19. Getrennte Wege
Der General würde sie wieder bitten zu sich zu kommen. Es war so klar in der Art wie er sie ansah. Stella konnte immer sehen wenn ein Mann nach ihr gierte. Alles in ihr wollte sich wehren, aber niemals würde sie zurück zur Akademie gehen. Niemals. Sie wäre eher bereit ihre Augen zu schließen und diesen perversen Arschloch ihren Körper zu geben, als noch einmal durch die Tore der Hölle zu schreiten. Noch einmal ein Kind zu verlieren. Schönheit war eben doch ein Fluch, dachte sie und nahm einen Schluck von dem Opium. Sie hatte keine Wahl als ihm zu gehorchen, aber sie wollte sich später nicht daran erinnern. Zu viele böse Erinnerungen warteten bereits in Form von Alpträumen auf sie.
HONORA
Sie schlug die Augen auf. Was sie sah war Schnauzer...und Riley. Beide Männer saßen in großen Sesseln neben ihr und redeten leise miteinander. Das Zimmer kannte sie nicht. Es hatte eine blaue Wandfarbe und einen großen Schreibtisch und war eigentlich viel zu klein für beides. Sie lag auf einem harten Bett und mit weißem Überzug.
Es war nicht ihr Bett. Dem Privatzimmer nach zu urteil schien es Rileys Zimmer und Rileys Bett zu sein. Vorsichtig versuchte sie sich zubewegen und konnte ihre verkrampften Muskeln spüren. Alles schmerzte und der unbequeme Polster unter ihrem Kopf machte es nicht besser.

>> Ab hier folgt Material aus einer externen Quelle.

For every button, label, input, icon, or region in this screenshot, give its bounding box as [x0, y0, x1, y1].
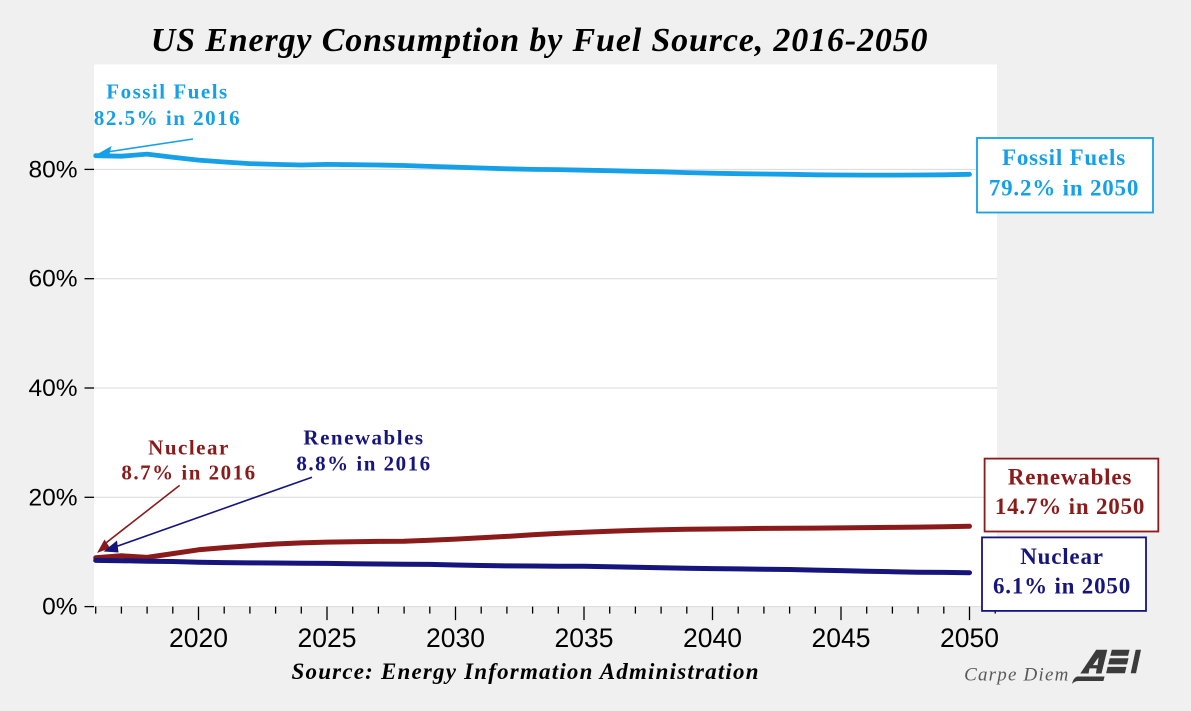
svg-text:Carpe Diem: Carpe Diem — [964, 665, 1069, 686]
svg-text:14.7% in 2050: 14.7% in 2050 — [995, 494, 1145, 519]
svg-text:Renewables: Renewables — [303, 425, 424, 449]
svg-text:8.7% in 2016: 8.7% in 2016 — [121, 461, 256, 485]
svg-text:60%: 60% — [28, 266, 77, 293]
svg-text:Nuclear: Nuclear — [1020, 544, 1104, 569]
svg-text:2025: 2025 — [298, 623, 357, 653]
svg-text:40%: 40% — [28, 375, 77, 402]
svg-text:82.5% in 2016: 82.5% in 2016 — [94, 106, 241, 130]
svg-text:Renewables: Renewables — [1008, 465, 1132, 490]
svg-text:79.2% in 2050: 79.2% in 2050 — [989, 176, 1139, 201]
svg-text:6.1% in 2050: 6.1% in 2050 — [993, 574, 1131, 599]
svg-text:Source: Energy Information Adm: Source: Energy Information Administratio… — [292, 659, 760, 684]
svg-text:2030: 2030 — [426, 623, 485, 653]
svg-text:8.8% in 2016: 8.8% in 2016 — [296, 452, 431, 476]
svg-text:Fossil Fuels: Fossil Fuels — [1002, 145, 1126, 170]
svg-text:2020: 2020 — [169, 623, 228, 653]
svg-text:2050: 2050 — [940, 623, 999, 653]
svg-text:Nuclear: Nuclear — [148, 435, 230, 459]
svg-text:80%: 80% — [28, 156, 77, 183]
svg-text:2040: 2040 — [683, 623, 742, 653]
svg-text:Fossil Fuels: Fossil Fuels — [106, 80, 228, 104]
svg-text:0%: 0% — [42, 594, 77, 621]
svg-text:2045: 2045 — [812, 623, 871, 653]
svg-text:2035: 2035 — [555, 623, 614, 653]
svg-text:20%: 20% — [28, 484, 77, 511]
svg-text:US Energy Consumption by Fuel: US Energy Consumption by Fuel Source, 20… — [151, 22, 929, 59]
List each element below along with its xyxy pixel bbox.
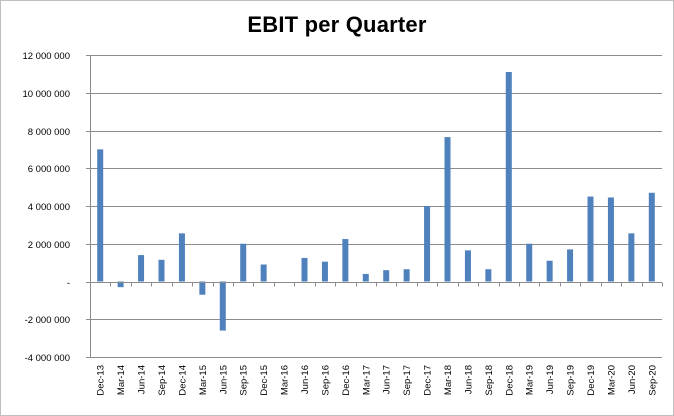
x-tick-label: Jun-17 (382, 365, 393, 394)
x-tick-label: Jun-15 (218, 365, 229, 394)
x-tick-label: Dec-13 (96, 365, 107, 396)
y-tick-label: 4 000 000 (28, 202, 70, 213)
x-tick-label: Dec-14 (177, 365, 188, 396)
bar (321, 261, 328, 282)
bar (219, 281, 226, 331)
bar (199, 281, 206, 295)
bar (505, 71, 512, 282)
bar (648, 192, 655, 282)
y-tick-label: 12 000 000 (22, 51, 70, 62)
bar (607, 197, 614, 282)
y-tick-label: 8 000 000 (28, 127, 70, 138)
y-tick-label: -2 000 000 (25, 315, 70, 326)
y-tick-label: 2 000 000 (28, 240, 70, 251)
x-tick-label: Jun-20 (627, 365, 638, 394)
y-tick-label: 10 000 000 (22, 89, 70, 100)
bar (546, 260, 553, 282)
x-tick-label: Sep-14 (157, 365, 168, 396)
y-tick-label: -4 000 000 (25, 353, 70, 364)
x-tick-label: Sep-20 (647, 365, 658, 396)
x-tick-label: Dec-19 (586, 365, 597, 396)
bar (240, 243, 247, 282)
bar (587, 196, 594, 282)
x-tick-label: Dec-17 (423, 365, 434, 396)
bar (301, 257, 308, 282)
x-tick-label: Sep-17 (402, 365, 413, 396)
y-tick-label: - (67, 278, 70, 289)
axes (86, 55, 663, 358)
x-tick-label: Dec-18 (504, 365, 515, 396)
bar (383, 270, 390, 282)
x-tick-label: Mar-17 (361, 365, 372, 395)
x-tick-label: Dec-16 (341, 365, 352, 396)
x-tick-label: Sep-18 (484, 365, 495, 396)
bar (97, 149, 104, 282)
bars (97, 71, 655, 331)
x-tick-label: Sep-16 (320, 365, 331, 396)
chart-title: EBIT per Quarter (247, 12, 427, 37)
bar (342, 239, 349, 282)
bar (362, 273, 369, 282)
bar (158, 259, 165, 282)
bar (117, 281, 124, 288)
x-tick-label: Mar-19 (525, 365, 536, 395)
bar (628, 233, 635, 282)
bar (260, 264, 267, 282)
bar (178, 233, 185, 282)
x-tick-label: Mar-18 (443, 365, 454, 395)
x-tick-label: Mar-15 (198, 365, 209, 395)
x-tick-label: Jun-19 (545, 365, 556, 394)
bar (138, 255, 145, 282)
x-tick-label: Sep-15 (239, 365, 250, 396)
bar (567, 249, 574, 282)
x-tick-label: Sep-19 (566, 365, 577, 396)
x-tick-label: Jun-16 (300, 365, 311, 394)
bar (526, 243, 533, 282)
bar (485, 269, 492, 282)
x-tick-label: Mar-14 (116, 365, 127, 395)
gridlines (90, 55, 662, 358)
bar (424, 206, 431, 282)
bar (444, 137, 451, 282)
bar (464, 250, 471, 282)
x-tick-label: Jun-18 (463, 365, 474, 394)
x-tick-labels: Dec-13 Mar-14 Jun-14 Sep-14 Dec-14 Mar-15 Jun-… (96, 365, 659, 396)
bar (403, 269, 410, 282)
y-tick-labels: 12 000 000 10 000 000 8 000 000 6 000 000 4 … (22, 51, 70, 364)
x-tick-label: Dec-15 (259, 365, 270, 396)
x-tick-label: Mar-16 (280, 365, 291, 395)
x-tick-label: Jun-14 (137, 365, 148, 394)
y-tick-label: 6 000 000 (28, 164, 70, 175)
x-tick-label: Mar-20 (606, 365, 617, 395)
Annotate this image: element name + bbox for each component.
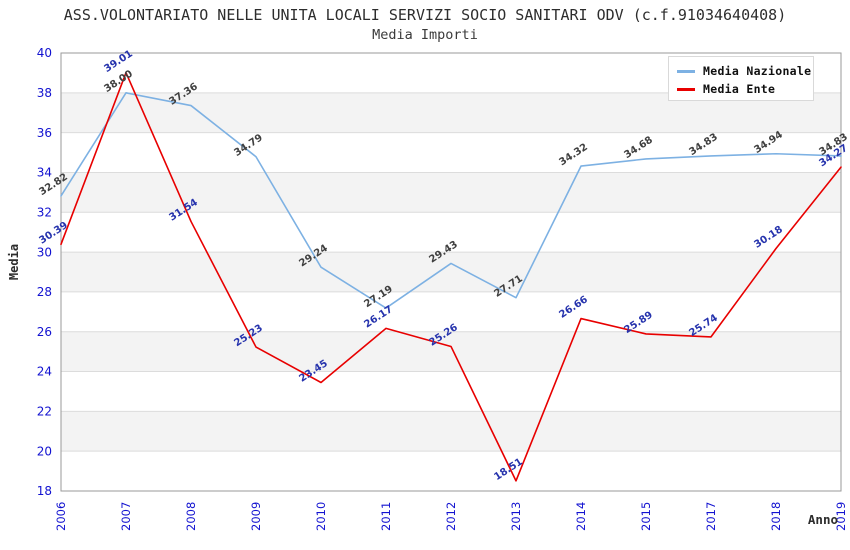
y-tick-label: 26 bbox=[37, 325, 52, 339]
data-label: 34.79 bbox=[232, 132, 265, 158]
chart-title: ASS.VOLONTARIATO NELLE UNITA LOCALI SERV… bbox=[63, 6, 787, 24]
data-label: 34.32 bbox=[557, 142, 590, 168]
legend-swatch-media-nazionale bbox=[677, 69, 695, 73]
x-tick-label: 2008 bbox=[184, 502, 198, 531]
grid-band bbox=[61, 331, 841, 372]
x-tick-label: 2018 bbox=[769, 502, 783, 531]
y-tick-label: 30 bbox=[37, 245, 52, 259]
legend-swatch-media-ente bbox=[677, 87, 695, 91]
grid-band bbox=[61, 252, 841, 292]
y-tick-label: 18 bbox=[37, 484, 52, 498]
x-tick-label: 2012 bbox=[444, 502, 458, 531]
data-label: 34.94 bbox=[752, 129, 785, 155]
y-tick-label: 20 bbox=[37, 444, 52, 458]
y-tick-label: 22 bbox=[37, 405, 52, 419]
legend-label: Media Nazionale bbox=[703, 64, 812, 78]
plot-border bbox=[60, 52, 842, 492]
x-tick-label: 2019 bbox=[834, 502, 848, 531]
legend-item-media-ente: Media Ente bbox=[669, 80, 813, 98]
data-label: 30.18 bbox=[752, 224, 785, 250]
data-label: 34.68 bbox=[622, 135, 655, 161]
y-tick-label: 34 bbox=[37, 166, 52, 180]
legend-item-media-nazionale: Media Nazionale bbox=[669, 62, 813, 80]
x-tick-label: 2011 bbox=[379, 502, 393, 531]
y-tick-label: 40 bbox=[37, 46, 52, 60]
y-tick-label: 36 bbox=[37, 126, 52, 140]
x-tick-label: 2009 bbox=[249, 502, 263, 531]
y-axis-title: Media bbox=[7, 243, 21, 281]
series-line-media-nazionale bbox=[60, 92, 842, 309]
series-line-media-ente bbox=[60, 71, 842, 482]
legend-label: Media Ente bbox=[703, 82, 776, 96]
y-tick-label: 32 bbox=[37, 205, 52, 219]
x-tick-label: 2007 bbox=[119, 502, 133, 531]
x-tick-label: 2015 bbox=[639, 502, 653, 531]
y-tick-label: 28 bbox=[37, 285, 52, 299]
y-tick-label: 38 bbox=[37, 86, 52, 100]
x-tick-label: 2014 bbox=[574, 502, 588, 531]
x-tick-label: 2013 bbox=[509, 502, 523, 531]
x-axis-title: Anno bbox=[807, 512, 838, 527]
chart-subtitle: Media Importi bbox=[372, 27, 478, 43]
legend: Media Nazionale Media Ente bbox=[668, 56, 814, 101]
x-tick-label: 2006 bbox=[54, 502, 68, 531]
data-label: 26.66 bbox=[557, 294, 590, 320]
x-tick-label: 2010 bbox=[314, 502, 328, 531]
data-label: 34.83 bbox=[687, 132, 720, 158]
grid-band bbox=[61, 172, 841, 213]
y-tick-label: 24 bbox=[37, 365, 52, 379]
x-tick-label: 2017 bbox=[704, 502, 718, 531]
grid-band bbox=[61, 411, 841, 452]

Schwerfällig begann sie sich zu bewegen und bekam eine sofortige Reaktion ihrer Beobachter.
"Honora! Du bist wach..endlich.", hauchte Schnauzer erleichtert und half ihr sich aufzusetzen. Riley hielt sich zurück, warf ihr lediglich kurze, düstere Blicke zu. Was war passiert? Schnauzer schien ihre Verwirrung ebenso wahrzunehmen und hockte sich langsam vor ihr auf den Boden.

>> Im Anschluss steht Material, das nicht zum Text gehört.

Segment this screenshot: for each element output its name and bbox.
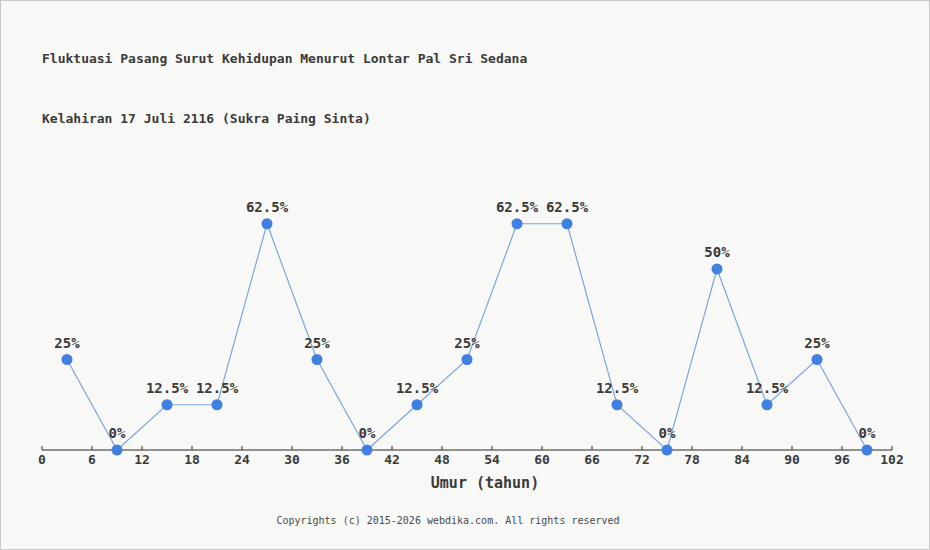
data-point-marker	[612, 399, 623, 410]
x-axis-label: Umur (tahun)	[431, 474, 539, 492]
x-axis-tick-label: 60	[534, 452, 550, 467]
data-point-label: 25%	[454, 335, 480, 351]
data-point-marker	[812, 354, 823, 365]
data-point-label: 62.5%	[546, 199, 589, 215]
data-point-label: 0%	[859, 425, 876, 441]
data-point-marker	[562, 218, 573, 229]
data-point-label: 50%	[704, 244, 730, 260]
line-chart: 0 6 12 18 24 30 36 42 48 54 60 66 72 78 84 90 96 102 25% 0%…	[1, 1, 930, 550]
x-axis-tick-label: 90	[784, 452, 800, 467]
data-point-label: 62.5%	[246, 199, 289, 215]
data-point-label: 12.5%	[596, 380, 639, 396]
x-axis-tick-label: 102	[880, 452, 903, 467]
data-point-label: 0%	[359, 425, 376, 441]
data-point-marker	[162, 399, 173, 410]
x-axis-tick-label: 66	[584, 452, 600, 467]
data-point-marker	[762, 399, 773, 410]
x-axis-tick-label: 78	[684, 452, 700, 467]
data-point-label: 12.5%	[196, 380, 239, 396]
data-point-label: 25%	[304, 335, 330, 351]
data-point-label: 12.5%	[396, 380, 439, 396]
data-point-label: 12.5%	[746, 380, 789, 396]
data-point-marker	[262, 218, 273, 229]
x-axis-tick-label: 36	[334, 452, 350, 467]
x-axis-tick-label: 18	[184, 452, 200, 467]
x-axis-tick-label: 42	[384, 452, 400, 467]
data-point-marker	[712, 264, 723, 275]
x-axis-tick-label: 48	[434, 452, 450, 467]
x-axis-tick-label: 96	[834, 452, 850, 467]
data-point-label: 25%	[804, 335, 830, 351]
x-axis-tick-label: 54	[484, 452, 500, 467]
data-point-marker	[312, 354, 323, 365]
data-point-label: 25%	[54, 335, 80, 351]
data-point-marker	[362, 445, 373, 456]
x-axis-tick-label: 6	[88, 452, 96, 467]
x-axis-tick-label: 24	[234, 452, 250, 467]
data-point-marker	[462, 354, 473, 365]
data-point-marker	[62, 354, 73, 365]
data-point-marker	[662, 445, 673, 456]
data-point-marker	[212, 399, 223, 410]
chart-canvas: Fluktuasi Pasang Surut Kehidupan Menurut…	[0, 0, 930, 550]
data-point-marker	[862, 445, 873, 456]
data-point-marker	[112, 445, 123, 456]
copyright-text: Copyrights (c) 2015-2026 webdika.com. Al…	[276, 515, 619, 526]
data-point-label: 62.5%	[496, 199, 539, 215]
data-point-label: 0%	[109, 425, 126, 441]
x-axis-tick-label: 84	[734, 452, 750, 467]
data-point-label: 0%	[659, 425, 676, 441]
data-point-label: 12.5%	[146, 380, 189, 396]
x-axis-tick-label: 72	[634, 452, 650, 467]
x-axis-tick-label: 0	[38, 452, 46, 467]
data-point-marker	[412, 399, 423, 410]
x-axis-tick-label: 30	[284, 452, 300, 467]
data-point-marker	[512, 218, 523, 229]
x-axis-tick-label: 12	[134, 452, 150, 467]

Ihre Augen fanden seine und in seinen Gedanken konnte sie Erinnerungen sehen. Cassandra. Dunkelrotes Rot auf einem weißen Arztkittel. Ihre Ohnmacht. Traurigkeit flutete durch Honoras Adern und mit einem Mal war sie wieder todmüde.
"Kannst du dich daran erinnern was passiert ist?", fragte Schnauzer sanft und drückte ihre Hand. Honora war froh über den Körperkontakt, er beruhigte sie, erdete sie. Schnauzers Gesichtsausdruck barg Mitgefühl und Ruhe. Sie brauchte ihn.
"Ich weiß, dass Cassandra tot ist. Sie wurde erschossen.", brachte sie mühsam hervor und blickte Riley an. Warum sagte er nichts? Hatte er etwa nichts zu sagen? Das sah Honora aber anders. Sie hatte Fragen, jede Menge davon und mit jeder neuen Frage wurde die Trauer durch Wut ersetzt.
"Riley. Wer war der Mann? Wer hat Cassandra...getötet?" Der Offizier rutschte angespannt auf seinem Sessel herum und stützte schließlich seinen Kopf in die Hände. Er konnte sie nicht ansehen.
"Der Schütze hieß Malakai...oder Kai. Er war Schmuggler. Hat uns vor einem halben Jahr noch gute Ware gebracht und dann haben wir eine Weile nichts mehr von ihm gehört."
"Wie konntet ihr ihn hier einfach rein lassen."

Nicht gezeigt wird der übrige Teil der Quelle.